You will be conducting this project as a part of a group consisting of 7 to 8 students corresponding roughly to one side of your bay. Your bay TA will serve as your mentor for the project. Although you will work with your group to conduct the experiment and collect the data, you will turn in all parts of the experimental write-up as individuals. Because of the group aspect of the experiment, it is understood that there will be a high degree of discussion and collaboration in preparation for turning in that work. Nevertheless, the Honor Code is in effect and its requirements, such as appropriate citation of the work of others, remain in force.

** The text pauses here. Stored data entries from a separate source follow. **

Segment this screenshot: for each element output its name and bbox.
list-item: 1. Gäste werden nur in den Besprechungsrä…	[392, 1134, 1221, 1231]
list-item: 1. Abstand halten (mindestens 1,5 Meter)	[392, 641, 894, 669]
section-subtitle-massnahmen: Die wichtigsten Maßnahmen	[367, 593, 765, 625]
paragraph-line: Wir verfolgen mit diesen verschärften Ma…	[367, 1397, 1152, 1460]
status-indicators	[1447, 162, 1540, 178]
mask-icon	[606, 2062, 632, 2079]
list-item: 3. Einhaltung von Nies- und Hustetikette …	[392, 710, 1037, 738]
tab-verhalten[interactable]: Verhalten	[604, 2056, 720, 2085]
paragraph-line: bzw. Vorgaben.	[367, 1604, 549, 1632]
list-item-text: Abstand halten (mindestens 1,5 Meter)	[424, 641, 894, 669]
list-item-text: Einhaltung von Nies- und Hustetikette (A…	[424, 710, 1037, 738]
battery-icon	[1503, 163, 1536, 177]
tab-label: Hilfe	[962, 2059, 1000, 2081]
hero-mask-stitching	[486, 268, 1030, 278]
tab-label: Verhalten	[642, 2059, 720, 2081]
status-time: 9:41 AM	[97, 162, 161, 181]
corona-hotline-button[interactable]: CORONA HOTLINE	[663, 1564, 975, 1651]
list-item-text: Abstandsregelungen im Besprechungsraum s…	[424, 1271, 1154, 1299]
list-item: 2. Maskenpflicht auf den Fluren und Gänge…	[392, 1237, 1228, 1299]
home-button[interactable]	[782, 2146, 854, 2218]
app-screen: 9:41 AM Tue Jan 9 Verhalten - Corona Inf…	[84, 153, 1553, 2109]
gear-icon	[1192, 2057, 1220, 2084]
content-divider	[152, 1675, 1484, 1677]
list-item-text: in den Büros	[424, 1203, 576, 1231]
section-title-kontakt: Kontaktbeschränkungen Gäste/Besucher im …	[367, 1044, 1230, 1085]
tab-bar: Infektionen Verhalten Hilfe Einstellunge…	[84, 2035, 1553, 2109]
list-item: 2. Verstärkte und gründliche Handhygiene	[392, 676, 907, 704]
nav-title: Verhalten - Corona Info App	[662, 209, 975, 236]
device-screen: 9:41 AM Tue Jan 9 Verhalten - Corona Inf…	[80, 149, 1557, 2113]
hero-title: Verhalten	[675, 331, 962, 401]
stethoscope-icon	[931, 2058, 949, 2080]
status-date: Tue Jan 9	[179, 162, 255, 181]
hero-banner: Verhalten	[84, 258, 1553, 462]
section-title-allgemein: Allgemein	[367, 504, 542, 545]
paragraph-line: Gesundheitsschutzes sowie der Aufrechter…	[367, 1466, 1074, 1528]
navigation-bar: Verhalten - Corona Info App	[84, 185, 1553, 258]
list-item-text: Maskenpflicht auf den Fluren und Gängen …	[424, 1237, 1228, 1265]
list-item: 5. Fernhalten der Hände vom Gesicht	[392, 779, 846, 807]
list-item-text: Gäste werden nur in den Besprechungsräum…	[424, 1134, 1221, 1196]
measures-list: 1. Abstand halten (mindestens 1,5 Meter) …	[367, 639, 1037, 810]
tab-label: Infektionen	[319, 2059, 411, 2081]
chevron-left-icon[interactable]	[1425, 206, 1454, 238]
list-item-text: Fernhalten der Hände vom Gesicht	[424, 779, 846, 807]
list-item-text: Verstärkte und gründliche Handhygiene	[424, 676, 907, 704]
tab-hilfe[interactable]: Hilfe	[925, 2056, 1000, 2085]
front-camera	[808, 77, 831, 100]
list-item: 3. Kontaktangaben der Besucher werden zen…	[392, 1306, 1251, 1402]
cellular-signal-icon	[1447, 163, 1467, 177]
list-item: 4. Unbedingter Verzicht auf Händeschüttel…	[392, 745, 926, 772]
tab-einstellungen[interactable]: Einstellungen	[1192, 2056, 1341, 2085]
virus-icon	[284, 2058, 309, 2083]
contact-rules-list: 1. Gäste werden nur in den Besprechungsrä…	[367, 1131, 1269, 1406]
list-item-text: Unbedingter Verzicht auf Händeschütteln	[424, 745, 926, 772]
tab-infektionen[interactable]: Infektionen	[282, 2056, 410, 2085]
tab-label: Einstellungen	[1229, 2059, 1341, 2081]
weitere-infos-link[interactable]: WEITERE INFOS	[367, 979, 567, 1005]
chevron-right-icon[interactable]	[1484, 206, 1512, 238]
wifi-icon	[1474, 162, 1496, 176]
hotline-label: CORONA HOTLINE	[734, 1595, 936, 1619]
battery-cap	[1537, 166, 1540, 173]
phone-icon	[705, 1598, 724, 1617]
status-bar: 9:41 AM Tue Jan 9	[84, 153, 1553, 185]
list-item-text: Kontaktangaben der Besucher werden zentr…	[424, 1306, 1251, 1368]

It is intended that this project be a redesign of the protocol of the past BSCI 111a experiment described in Section 4.1. You should seek to address the flaws of this design and protocol, rather than coming up with a completely different experiment (e.g. swabbing bathroom doorknobs).
The materials that each group can use in their experiment can include the following:
- standard tools for microbiological manipulations, e.g. spreaders, loops, pipettes, microfuge tubes, colony counters, incubating ovens, gloves, etc.
- sterile buffers.
- regular soap
- antibacterial soap
- solution of antibacterial agent (triclosan) at the concentration commonly used in soap
- 16 nutrient agar plates. Because of the labor-intensive nature of pouring these plates, do not ask for more than this number. The lab staff will be available to take plates out of the incubating oven on the following day.
The list above mentions only some of the basic materials. A more comprehensive list of possible materials is included after the Experiment 4 problem set. It is possible that groups may decide that there is a reason to use spectrophotometry in their protocol. If this is the case, spectrophotometers and cuvettes would be available. At the end of class during the week of Experiment 4 you will need to submit a materials list indicating the number and kinds of items you will need.
The protocol should be designed to be able to be completed in one class period. It may be necessary to meet outside of class during the following week to collect and analyze data.